Les fabricants et les distributeurs de masques non médicaux destinés aux milieux de travail peuvent en outre faire reconnaître la conformité de leurs produits à l’attestation BNQ 1922-900 « Masques destinés aux milieux de travail » en s’adressant à ce service. Ce programme volontaire établit les exigences de qualité et de performance des masques destinés à un usage en milieu de travail et détaille les méthodes d’essai, essentiellement des tests de filtration et de respirabilité (différentiel de pression) visant à s’assurer de leur respect. « C’est un gage de qualité pour les employeurs et les travailleurs qui peuvent reconnaître les masques attestés », indique Alberto Morales.

Dans un avenir prochain, ce service d’évaluation offrira aussi la méthode ASTM F2101 (American Standard for Testing Materials) pour évaluer l’efficacité de filtration de bactéries (BFE) des masques de procédure. « Ces masques doivent être efficaces aussi bien contre les virus, comme le SRAS-CoV-2, que contre les bactéries.

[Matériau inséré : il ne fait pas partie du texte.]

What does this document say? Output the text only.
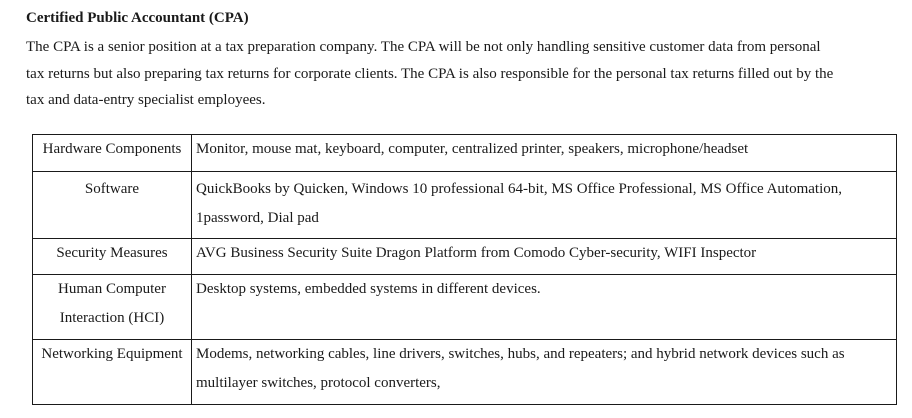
Certified Public Accountant (CPA)
The CPA is a senior position at a tax preparation company. The CPA will be not only handling sensitive customer data from personal
tax returns but also preparing tax returns for corporate clients. The CPA is also responsible for the personal tax returns filled out by the
tax and data-entry specialist employees.
Hardware Components	Monitor, mouse mat, keyboard, computer, centralized printer, speakers, microphone/headset

Software	QuickBooks by Quicken, Windows 10 professional 64-bit, MS Office Professional, MS Office Automation,
1password, Dial pad

Security Measures	AVG Business Security Suite Dragon Platform from Comodo Cyber-security, WIFI Inspector

Human Computer
Interaction (HCI)	Desktop systems, embedded systems in different devices.

Networking Equipment	Modems, networking cables, line drivers, switches, hubs, and repeaters; and hybrid network devices such as
multilayer switches, protocol converters,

Cela demande néanmoins un appareillage qui n’est pas offert à l’heure actuelle au Québec », fait valoir Alberto Morales. Finalement, ce laboratoire recevra sous peu la certification ISO 17025 du Conseil canadien des normes, destinée aux organisations qui souhaitent démontrer leur capacité à produire des résultats fiables. Une preuve supplémentaire de la volonté de l’IRSST de se positionner comme une référence en évaluation de l’efficacité des masques au Québec.

Bureau de Normalisation du Québec (BNQ)

Sous la supervision du BNQ et avec la collaboration de la CNESST, l’IRSST participe à titre de laboratoire d’essai au dossier des masques réutilisables à usage non médical en milieu de travail. Ses travaux concernent les spécifications techniques et les critères de qualité de ces équipements de protection.